As the 500th birthday of the RCP fast approaches deputy CEO Clive Constable asks which of the founding principles are still relevant today, and whether we're still the same organisation as in 1518.
Reaching our 500th anniversary is a significant and rare achievement. We have been celebrating our history this year and rightly so – there is a lot to be proud of. However, it is also an opportunity to look back to what was intended in 1518, and how relevant that still is.
Obviously healthcare, and the world in general, was very different when the college (or as I will call it now: the RCP) received its Charter in 1518 from the 27-year-old Henry VIII, and Thomas Linacre became its first president. Henry was what we now call a Renaissance prince, wishing to ensure the happiness of his subjects. Ensuring modern standards of healthcare (for the time) was one way of doing that. It is clear from the wording of the Charter that he had been lobbied, but that means he was listening. He acknowledged that patients could be misled by false claims to expertise, and he was willing to draw on examples of where things were done better, including overseas.
So, looking for, and following, good practice has been in the RCP’s DNA since the very start. It was deliberately a new type of organisation, bringing together the most educated professionals in their field, not just to regulate their own affairs, but to work together as equals ‘both for their own honour and in the name of the public benefit’.
... good practice has been in the RCP’s DNA since the very start
It was a good start and very well-intentioned but things later changed, as the RCP became more concerned about process and rituals to ensure its survival in politically difficult times, such that the new entry requirements would have excluded Linacre and some of the other founding physicians. The progress of the next few centuries was not always positive, but underlying it was a continuing sense of professionalism and standard-setting that kept the torch alive.
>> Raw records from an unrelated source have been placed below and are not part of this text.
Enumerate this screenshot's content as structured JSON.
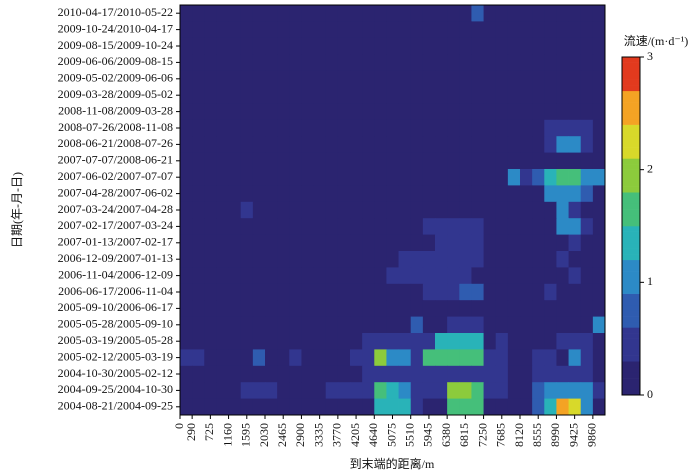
{
  "chart_data": {
    "type": "heatmap",
    "x_label": "到末端的距离/m",
    "y_label": "日期(年-月-日)",
    "colorbar_label": "流速/(m·d⁻¹)",
    "x": [
      0,
      290,
      580,
      870,
      1160,
      1450,
      1740,
      2030,
      2320,
      2610,
      2900,
      3190,
      3480,
      3770,
      4060,
      4350,
      4640,
      4930,
      5220,
      5510,
      5800,
      6090,
      6380,
      6670,
      6960,
      7250,
      7540,
      7830,
      8120,
      8410,
      8700,
      8990,
      9280,
      9570,
      9860
    ],
    "categories": [
      "2010-04-17/2010-05-22",
      "2009-10-24/2010-04-17",
      "2009-08-15/2009-10-24",
      "2009-06-06/2009-08-15",
      "2009-05-02/2009-06-06",
      "2009-03-28/2009-05-02",
      "2008-11-08/2009-03-28",
      "2008-07-26/2008-11-08",
      "2008-06-21/2008-07-26",
      "2007-07-07/2008-06-21",
      "2007-06-02/2007-07-07",
      "2007-04-28/2007-06-02",
      "2007-03-24/2007-04-28",
      "2007-02-17/2007-03-24",
      "2007-01-13/2007-02-17",
      "2006-12-09/2007-01-13",
      "2006-11-04/2006-12-09",
      "2006-06-17/2006-11-04",
      "2005-09-10/2006-06-17",
      "2005-05-28/2005-09-10",
      "2005-03-19/2005-05-28",
      "2005-02-12/2005-03-19",
      "2004-10-30/2005-02-12",
      "2004-09-25/2004-10-30",
      "2004-08-21/2004-09-25"
    ],
    "z": [
      [
        0.2,
        0.2,
        0.2,
        0.2,
        0.2,
        0.2,
        0.2,
        0.2,
        0.2,
        0.2,
        0.2,
        0.2,
        0.2,
        0.2,
        0.2,
        0.2,
        0.2,
        0.3,
        0.3,
        0.2,
        0.2,
        0.2,
        0.2,
        0.2,
        0.8,
        0.2,
        0.2,
        0.2,
        0.2,
        0.2,
        0.2,
        0.2,
        0.2,
        0.2,
        0.2
      ],
      [
        0.2,
        0.2,
        0.2,
        0.2,
        0.2,
        0.2,
        0.2,
        0.2,
        0.2,
        0.2,
        0.2,
        0.2,
        0.2,
        0.2,
        0.2,
        0.2,
        0.2,
        0.2,
        0.2,
        0.2,
        0.2,
        0.2,
        0.2,
        0.2,
        0.2,
        0.2,
        0.2,
        0.2,
        0.2,
        0.2,
        0.2,
        0.3,
        0.3,
        0.3,
        0.2
      ],
      [
        0.2,
        0.2,
        0.2,
        0.2,
        0.2,
        0.2,
        0.2,
        0.2,
        0.2,
        0.2,
        0.2,
        0.2,
        0.2,
        0.2,
        0.2,
        0.2,
        0.2,
        0.2,
        0.2,
        0.2,
        0.2,
        0.2,
        0.2,
        0.2,
        0.2,
        0.2,
        0.2,
        0.2,
        0.2,
        0.2,
        0.2,
        0.3,
        0.3,
        0.2,
        0.2
      ],
      [
        0.2,
        0.2,
        0.2,
        0.2,
        0.2,
        0.2,
        0.2,
        0.2,
        0.2,
        0.2,
        0.2,
        0.2,
        0.2,
        0.2,
        0.2,
        0.2,
        0.2,
        0.2,
        0.2,
        0.2,
        0.2,
        0.2,
        0.2,
        0.2,
        0.2,
        0.2,
        0.2,
        0.2,
        0.2,
        0.2,
        0.2,
        0.3,
        0.3,
        0.3,
        0.2
      ],
      [
        0.2,
        0.2,
        0.2,
        0.2,
        0.2,
        0.2,
        0.2,
        0.2,
        0.2,
        0.2,
        0.2,
        0.2,
        0.2,
        0.2,
        0.2,
        0.2,
        0.2,
        0.2,
        0.2,
        0.2,
        0.2,
        0.2,
        0.2,
        0.2,
        0.2,
        0.2,
        0.2,
        0.2,
        0.2,
        0.2,
        0.2,
        0.2,
        0.2,
        0.2,
        0.2
      ],
      [
        0.2,
        0.2,
        0.2,
        0.2,
        0.2,
        0.2,
        0.2,
        0.2,
        0.2,
        0.2,
        0.2,
        0.2,
        0.2,
        0.2,
        0.2,
        0.2,
        0.2,
        0.2,
        0.2,
        0.2,
        0.2,
        0.2,
        0.2,
        0.2,
        0.2,
        0.2,
        0.2,
        0.2,
        0.2,
        0.2,
        0.3,
        0.3,
        0.2,
        0.2,
        0.2
      ],
      [
        0.2,
        0.2,
        0.2,
        0.2,
        0.2,
        0.2,
        0.2,
        0.2,
        0.2,
        0.2,
        0.2,
        0.2,
        0.2,
        0.2,
        0.2,
        0.2,
        0.2,
        0.2,
        0.2,
        0.2,
        0.2,
        0.2,
        0.2,
        0.3,
        0.3,
        0.3,
        0.2,
        0.2,
        0.2,
        0.2,
        0.2,
        0.2,
        0.2,
        0.2,
        0.2
      ],
      [
        0.2,
        0.2,
        0.2,
        0.2,
        0.2,
        0.2,
        0.2,
        0.2,
        0.2,
        0.2,
        0.2,
        0.2,
        0.2,
        0.2,
        0.2,
        0.2,
        0.3,
        0.3,
        0.3,
        0.3,
        0.3,
        0.3,
        0.3,
        0.3,
        0.3,
        0.3,
        0.3,
        0.2,
        0.2,
        0.2,
        0.5,
        0.5,
        0.5,
        0.5,
        0.2
      ],
      [
        0.2,
        0.2,
        0.2,
        0.2,
        0.2,
        0.2,
        0.2,
        0.2,
        0.2,
        0.2,
        0.2,
        0.2,
        0.2,
        0.2,
        0.2,
        0.2,
        0.2,
        0.3,
        0.3,
        0.3,
        0.3,
        0.3,
        0.3,
        0.3,
        0.3,
        0.3,
        0.3,
        0.3,
        0.2,
        0.2,
        0.5,
        0.9,
        1.1,
        0.6,
        0.2
      ],
      [
        0.2,
        0.2,
        0.2,
        0.2,
        0.2,
        0.2,
        0.2,
        0.2,
        0.2,
        0.2,
        0.2,
        0.2,
        0.2,
        0.2,
        0.2,
        0.2,
        0.2,
        0.2,
        0.2,
        0.2,
        0.2,
        0.2,
        0.2,
        0.2,
        0.2,
        0.2,
        0.2,
        0.2,
        0.2,
        0.3,
        0.3,
        0.3,
        0.3,
        0.3,
        0.2
      ],
      [
        0.2,
        0.2,
        0.2,
        0.2,
        0.2,
        0.2,
        0.2,
        0.2,
        0.2,
        0.2,
        0.2,
        0.2,
        0.2,
        0.2,
        0.2,
        0.2,
        0.3,
        0.3,
        0.3,
        0.3,
        0.3,
        0.3,
        0.3,
        0.3,
        0.3,
        0.3,
        0.2,
        1.0,
        0.5,
        0.8,
        1.3,
        1.6,
        1.7,
        1.2,
        1.0
      ],
      [
        0.2,
        0.2,
        0.2,
        0.2,
        0.2,
        0.2,
        0.2,
        0.2,
        0.2,
        0.2,
        0.2,
        0.2,
        0.2,
        0.2,
        0.2,
        0.2,
        0.3,
        0.3,
        0.3,
        0.3,
        0.3,
        0.3,
        0.3,
        0.3,
        0.3,
        0.3,
        0.3,
        0.2,
        0.2,
        0.2,
        1.1,
        0.9,
        1.2,
        0.7,
        0.2
      ],
      [
        0.2,
        0.2,
        0.2,
        0.2,
        0.2,
        0.4,
        0.2,
        0.2,
        0.2,
        0.2,
        0.2,
        0.2,
        0.2,
        0.2,
        0.2,
        0.3,
        0.3,
        0.3,
        0.3,
        0.3,
        0.3,
        0.3,
        0.3,
        0.3,
        0.3,
        0.3,
        0.2,
        0.2,
        0.2,
        0.2,
        0.2,
        0.9,
        0.6,
        0.2,
        0.2
      ],
      [
        0.2,
        0.2,
        0.2,
        0.2,
        0.2,
        0.2,
        0.2,
        0.2,
        0.2,
        0.2,
        0.2,
        0.2,
        0.2,
        0.2,
        0.2,
        0.2,
        0.2,
        0.2,
        0.2,
        0.2,
        0.4,
        0.4,
        0.4,
        0.4,
        0.4,
        0.2,
        0.2,
        0.2,
        0.2,
        0.2,
        0.2,
        1.0,
        1.2,
        0.6,
        0.2
      ],
      [
        0.2,
        0.2,
        0.2,
        0.2,
        0.2,
        0.2,
        0.2,
        0.2,
        0.2,
        0.2,
        0.2,
        0.2,
        0.2,
        0.2,
        0.2,
        0.2,
        0.2,
        0.2,
        0.2,
        0.2,
        0.2,
        0.5,
        0.5,
        0.5,
        0.5,
        0.2,
        0.2,
        0.2,
        0.2,
        0.2,
        0.2,
        0.2,
        0.6,
        0.2,
        0.2
      ],
      [
        0.2,
        0.2,
        0.2,
        0.2,
        0.2,
        0.2,
        0.2,
        0.2,
        0.2,
        0.2,
        0.2,
        0.2,
        0.2,
        0.2,
        0.2,
        0.2,
        0.2,
        0.2,
        0.4,
        0.4,
        0.4,
        0.4,
        0.4,
        0.4,
        0.6,
        0.2,
        0.2,
        0.2,
        0.2,
        0.2,
        0.2,
        0.4,
        0.2,
        0.2,
        0.2
      ],
      [
        0.2,
        0.2,
        0.2,
        0.2,
        0.2,
        0.2,
        0.2,
        0.2,
        0.2,
        0.2,
        0.2,
        0.2,
        0.2,
        0.2,
        0.2,
        0.2,
        0.2,
        0.4,
        0.4,
        0.4,
        0.4,
        0.4,
        0.4,
        0.6,
        0.2,
        0.2,
        0.2,
        0.2,
        0.2,
        0.2,
        0.2,
        0.2,
        0.5,
        0.2,
        0.2
      ],
      [
        0.2,
        0.2,
        0.2,
        0.2,
        0.2,
        0.2,
        0.2,
        0.2,
        0.2,
        0.2,
        0.2,
        0.2,
        0.2,
        0.2,
        0.2,
        0.2,
        0.2,
        0.2,
        0.2,
        0.2,
        0.4,
        0.4,
        0.4,
        0.8,
        0.8,
        0.2,
        0.2,
        0.2,
        0.2,
        0.2,
        0.5,
        0.2,
        0.2,
        0.2,
        0.2
      ],
      [
        0.2,
        0.2,
        0.2,
        0.2,
        0.2,
        0.2,
        0.2,
        0.2,
        0.2,
        0.2,
        0.2,
        0.2,
        0.2,
        0.2,
        0.2,
        0.2,
        0.3,
        0.3,
        0.3,
        0.3,
        0.3,
        0.3,
        0.3,
        0.3,
        0.3,
        0.3,
        0.3,
        0.2,
        0.2,
        0.2,
        0.2,
        0.2,
        0.2,
        0.2,
        0.2
      ],
      [
        0.2,
        0.2,
        0.2,
        0.2,
        0.2,
        0.2,
        0.2,
        0.2,
        0.2,
        0.2,
        0.2,
        0.2,
        0.2,
        0.2,
        0.2,
        0.2,
        0.2,
        0.2,
        0.2,
        0.7,
        0.2,
        0.2,
        0.5,
        0.5,
        0.5,
        0.2,
        0.2,
        0.2,
        0.2,
        0.2,
        0.2,
        0.2,
        0.2,
        0.2,
        0.9
      ],
      [
        0.2,
        0.2,
        0.2,
        0.2,
        0.2,
        0.2,
        0.2,
        0.2,
        0.2,
        0.2,
        0.2,
        0.2,
        0.2,
        0.2,
        0.2,
        0.4,
        0.4,
        0.4,
        0.4,
        0.4,
        0.4,
        1.3,
        1.3,
        1.3,
        1.3,
        0.2,
        0.5,
        0.2,
        0.2,
        0.2,
        0.2,
        0.5,
        0.5,
        0.5,
        0.2
      ],
      [
        0.4,
        0.4,
        0.2,
        0.2,
        0.2,
        0.2,
        0.7,
        0.2,
        0.2,
        0.4,
        0.2,
        0.2,
        0.2,
        0.2,
        0.4,
        0.4,
        1.8,
        1.1,
        1.1,
        0.5,
        1.7,
        1.7,
        1.7,
        1.7,
        1.7,
        0.6,
        0.6,
        0.2,
        0.2,
        0.4,
        0.4,
        0.2,
        1.0,
        0.5,
        0.2
      ],
      [
        0.2,
        0.2,
        0.2,
        0.2,
        0.2,
        0.2,
        0.2,
        0.2,
        0.2,
        0.2,
        0.2,
        0.2,
        0.2,
        0.2,
        0.2,
        0.4,
        0.4,
        0.4,
        0.4,
        0.4,
        0.4,
        0.4,
        0.4,
        0.4,
        0.4,
        0.4,
        0.4,
        0.2,
        0.2,
        0.5,
        0.5,
        0.5,
        0.5,
        0.5,
        0.2
      ],
      [
        0.2,
        0.2,
        0.2,
        0.2,
        0.2,
        0.4,
        0.4,
        0.4,
        0.2,
        0.2,
        0.2,
        0.2,
        0.4,
        0.4,
        0.4,
        0.4,
        1.6,
        1.3,
        1.0,
        0.5,
        0.5,
        0.5,
        2.0,
        1.8,
        1.5,
        0.6,
        0.6,
        0.2,
        0.2,
        0.8,
        1.0,
        1.0,
        1.0,
        1.0,
        0.5
      ],
      [
        0.2,
        0.2,
        0.2,
        0.2,
        0.2,
        0.2,
        0.2,
        0.2,
        0.2,
        0.2,
        0.2,
        0.2,
        0.2,
        0.2,
        0.2,
        0.2,
        1.3,
        1.3,
        1.3,
        0.5,
        0.2,
        0.2,
        1.6,
        1.6,
        1.6,
        0.2,
        0.2,
        0.2,
        0.2,
        0.8,
        1.4,
        2.6,
        2.4,
        1.0,
        0.2
      ]
    ],
    "xlim": [
      0,
      10150
    ],
    "xticks": [
      0,
      290,
      725,
      1160,
      1595,
      2030,
      2465,
      2900,
      3335,
      3770,
      4205,
      4640,
      5075,
      5510,
      5945,
      6380,
      6815,
      7250,
      7685,
      8120,
      8555,
      8990,
      9425,
      9860
    ],
    "zlim": [
      0,
      3
    ],
    "zticks": [
      0,
      1,
      2,
      3
    ],
    "colormap": [
      "#2b2470",
      "#32368f",
      "#2f5cb0",
      "#2c8ac6",
      "#29b3b8",
      "#45bf7a",
      "#8ccb3c",
      "#d8d92a",
      "#f4a324",
      "#e23a1e"
    ]
  }
}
This meant that by the time the NHS was coming into being the RCP was able, through its president Lord Moran, to give the necessary and crucial professional support that enabled the government to press on in the face of opposition from other parts of the medical establishment.
The RCP has contributed to the development of medicine in many ways. Some are obvious; others are less so. For an example of the largely unknown, at the end of the Second World War there were only two royal colleges in England, the RCP and the Royal College of Surgeons. Since then the number has grown, along with the recognition of individual specialties, but before then all those with a medical foundation found their home in the RCP. Nowadays that process still continues, with new faculties of the RCP being created from time to time as medicine continues to evolve. The faculties of Forensic and Legal Medicine, and the Faculty of Physician Associates are just two examples, the latter being the first specifically intended to welcome and support practitioners who are not doctors.
Are we still the same organisation as in 1518? The answer is yes, and no
More obvious activities include the development and provision of examinations, and our wide range of work in developing standards and guidelines. Even then, it is not always widely known and appreciated. An excellent example is the National Early Warning Score (NEWS), a tool which improves the detection and response to clinical deterioration in adult patients and is a key element of patient safety and improving patient outcomes. At present around 70% of acute trusts in England are using NEWS, and it was developed by the RCP. That is now acknowledged on the NHS website, but probably still not widely known or appreciated.
Are we still the same organisation as in 1518? The answer is yes, and no. In 1555 the membership of the RCP was capped at 40, because the outlook then was different. The concept of having more than 35,000 members, as we have now, would have been unimaginable then – but things have moved on, and it’s just as well. The spirit of 1518 and the intent of the Charter has survived it all, and is now complemented by the RCP500 charter which re-emphasises those original values. We have actively invited physicians to sign up to those values and they have done so willingly and enthusiastically. It’s been quite a journey, and it continues.
Clive Constable is deputy CEO of the RCP, where he also leads the Membership Support and Global Engagement Department.